If you live near the Triangle and watch commercial television (or subscribe to the News & Observer), you’ve probably noticed the rather comical “drunk town” commercials and print ads orchestrated by Democratic political pollster Dean Debnam (co-founder of Public Policy Polling) attacking candidates for City Council who want downtown Raleigh to be a vibrant, energetic, entrepreneurial kind of place.

The latest development: Debnam’s planning cohort is trying to silence supporters of downtown vibrancy by complaining to the State Board of Elections about the tactics of the political backers of pro-growth candidates. In other words, one group of politically savvy campaign operatives is trying to use the force of law to shut up their political opponents.

Here’s one of the ads that incenses Debnam’s crew.

The Fun Stoppers (including big-time Democratic lawyer Michael Wiesel), were turning cartwheels when Raleigh officials were cutting deals with developers to land corporate presences like Citrix and Red Hat, and approve lots of hip, modern housing for the young tech workers who would be employed by those growing firms.
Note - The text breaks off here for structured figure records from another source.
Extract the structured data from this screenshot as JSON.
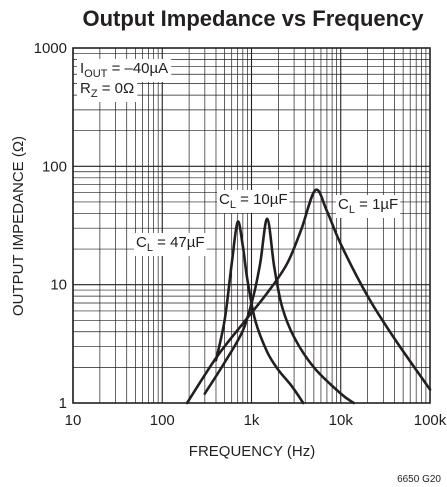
{
  "figure_note": "6650 G20",
  "chart_data": {
    "type": "line",
    "title": "Output Impedance vs Frequency",
    "xlabel": "FREQUENCY (Hz)",
    "ylabel": "OUTPUT IMPEDANCE (Ω)",
    "x_scale": "log",
    "y_scale": "log",
    "xlim": [
      10,
      100000
    ],
    "ylim": [
      1,
      1000
    ],
    "x_ticks": [
      {
        "value": 10,
        "label": "10"
      },
      {
        "value": 100,
        "label": "100"
      },
      {
        "value": 1000,
        "label": "1k"
      },
      {
        "value": 10000,
        "label": "10k"
      },
      {
        "value": 100000,
        "label": "100k"
      }
    ],
    "y_ticks": [
      {
        "value": 1,
        "label": "1"
      },
      {
        "value": 10,
        "label": "10"
      },
      {
        "value": 100,
        "label": "100"
      },
      {
        "value": 1000,
        "label": "1000"
      }
    ],
    "grid": true,
    "conditions": {
      "line1": {
        "pre": "I",
        "sub": "OUT",
        "post": " = –40µA"
      },
      "line2": {
        "pre": "R",
        "sub": "Z",
        "post": " = 0Ω"
      }
    },
    "series": [
      {
        "name": "C_L = 1µF",
        "label": {
          "pre": "C",
          "sub": "L",
          "post": " = 1µF"
        },
        "x": [
          190,
          400,
          800,
          1500,
          2500,
          3600,
          5200,
          7000,
          10000,
          20000,
          40000,
          100000
        ],
        "y": [
          1,
          2.4,
          4.7,
          8.5,
          15,
          29,
          63,
          42,
          22,
          8,
          3.5,
          1.3
        ]
      },
      {
        "name": "C_L = 10µF",
        "label": {
          "pre": "C",
          "sub": "L",
          "post": " = 10µF"
        },
        "x": [
          300,
          500,
          800,
          1050,
          1250,
          1500,
          1800,
          2200,
          3000,
          5000,
          10000,
          14000
        ],
        "y": [
          1.2,
          2.2,
          4.1,
          8,
          15,
          36,
          14,
          6.5,
          3.6,
          2,
          1.2,
          1
        ]
      },
      {
        "name": "C_L = 47µF",
        "label": {
          "pre": "C",
          "sub": "L",
          "post": " = 47µF"
        },
        "x": [
          400,
          500,
          600,
          700,
          800,
          900,
          1100,
          1500,
          2000,
          2800,
          3800
        ],
        "y": [
          2.3,
          5,
          15,
          34,
          21,
          11,
          5,
          2.7,
          1.9,
          1.4,
          1
        ]
      }
    ]
  }
}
But these companies are here, and the youthful workers live downtown, and they act like, well, young adults. They like to dine and party and drink and behave like 20-somethings, and WE CAN’T HAVE THAT (see: curfews on outdoor dining, reported by CJ’s Kari Travis).

Hence, the rather sophomoric, heavy-handed campaign to elect city council members who will shut down the sort of environment the central planners were encouraging a few years ago.